HONOLULU — Honolulu is funding two private security guards to patrol city parks, aiming to curb illegal homeless activity.
The city is paying $44,000 for a one-month pilot program for two guards from Hawaii Protective Association to watch the nine parks in the urban core around the clock, the Honolulu Star-Advertiser reported Thursday.
Honolulu Mayor Kirk Caldwell said he hopes the patrols will help reduce the number of homeless-related complaints.
“No one group has a right to our public spaces,” Caldwell said. “People demand that they be safe in our parks and on our streets.”
The security guards will rotate among Aala Park, Ala Wai Community Park, Ala Wai Neighborhood Park, Crane Community Park, Kamamalu Neighborhood Park, Moiliili Neighborhood Park, Mother Waldron Neighborhood Park, Old Stadium Park, and Pawa?a In-Ha Park.

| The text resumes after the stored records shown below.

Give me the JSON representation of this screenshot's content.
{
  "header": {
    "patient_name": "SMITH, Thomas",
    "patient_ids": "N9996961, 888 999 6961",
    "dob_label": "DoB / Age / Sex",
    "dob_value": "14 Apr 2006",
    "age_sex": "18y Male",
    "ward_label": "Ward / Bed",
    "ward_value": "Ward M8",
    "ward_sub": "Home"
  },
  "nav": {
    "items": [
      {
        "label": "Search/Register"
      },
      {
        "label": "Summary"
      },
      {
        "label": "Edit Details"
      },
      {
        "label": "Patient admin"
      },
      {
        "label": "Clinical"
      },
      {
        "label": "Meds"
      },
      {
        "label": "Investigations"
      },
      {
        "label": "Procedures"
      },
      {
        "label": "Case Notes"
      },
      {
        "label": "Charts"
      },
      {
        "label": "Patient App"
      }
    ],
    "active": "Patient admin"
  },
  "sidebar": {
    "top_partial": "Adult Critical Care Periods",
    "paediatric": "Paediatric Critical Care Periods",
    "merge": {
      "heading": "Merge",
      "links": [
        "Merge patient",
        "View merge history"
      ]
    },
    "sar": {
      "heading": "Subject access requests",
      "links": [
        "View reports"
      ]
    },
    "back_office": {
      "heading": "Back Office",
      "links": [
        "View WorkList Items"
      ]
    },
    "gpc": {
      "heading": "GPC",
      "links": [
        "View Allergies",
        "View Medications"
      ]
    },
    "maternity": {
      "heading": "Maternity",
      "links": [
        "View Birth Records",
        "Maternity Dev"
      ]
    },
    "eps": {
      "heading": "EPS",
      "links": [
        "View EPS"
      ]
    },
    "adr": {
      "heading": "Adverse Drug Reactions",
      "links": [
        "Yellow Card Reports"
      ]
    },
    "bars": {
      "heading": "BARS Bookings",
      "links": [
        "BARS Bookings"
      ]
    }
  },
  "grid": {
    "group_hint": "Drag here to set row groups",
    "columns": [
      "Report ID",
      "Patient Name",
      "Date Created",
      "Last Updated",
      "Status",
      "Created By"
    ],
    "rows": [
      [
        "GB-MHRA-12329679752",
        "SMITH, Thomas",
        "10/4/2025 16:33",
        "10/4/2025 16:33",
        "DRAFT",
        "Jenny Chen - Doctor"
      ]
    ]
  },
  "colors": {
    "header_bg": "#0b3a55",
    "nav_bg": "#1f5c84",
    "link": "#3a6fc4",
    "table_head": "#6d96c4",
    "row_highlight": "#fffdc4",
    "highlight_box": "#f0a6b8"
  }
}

The security guards will be accompanied by ongoing social service assistance that aims to get more people off the streets, said Marc Alexander, executive director of the city’s Office of Housing.
The outreach efforts are on track get more than 4,300 people housed this year, Alexander said.
The city hired private security guards earlier this year to lock bathrooms and gates at night at all 41 parks across the island after more than 600 vandalism acts were recorded in city parks in three years.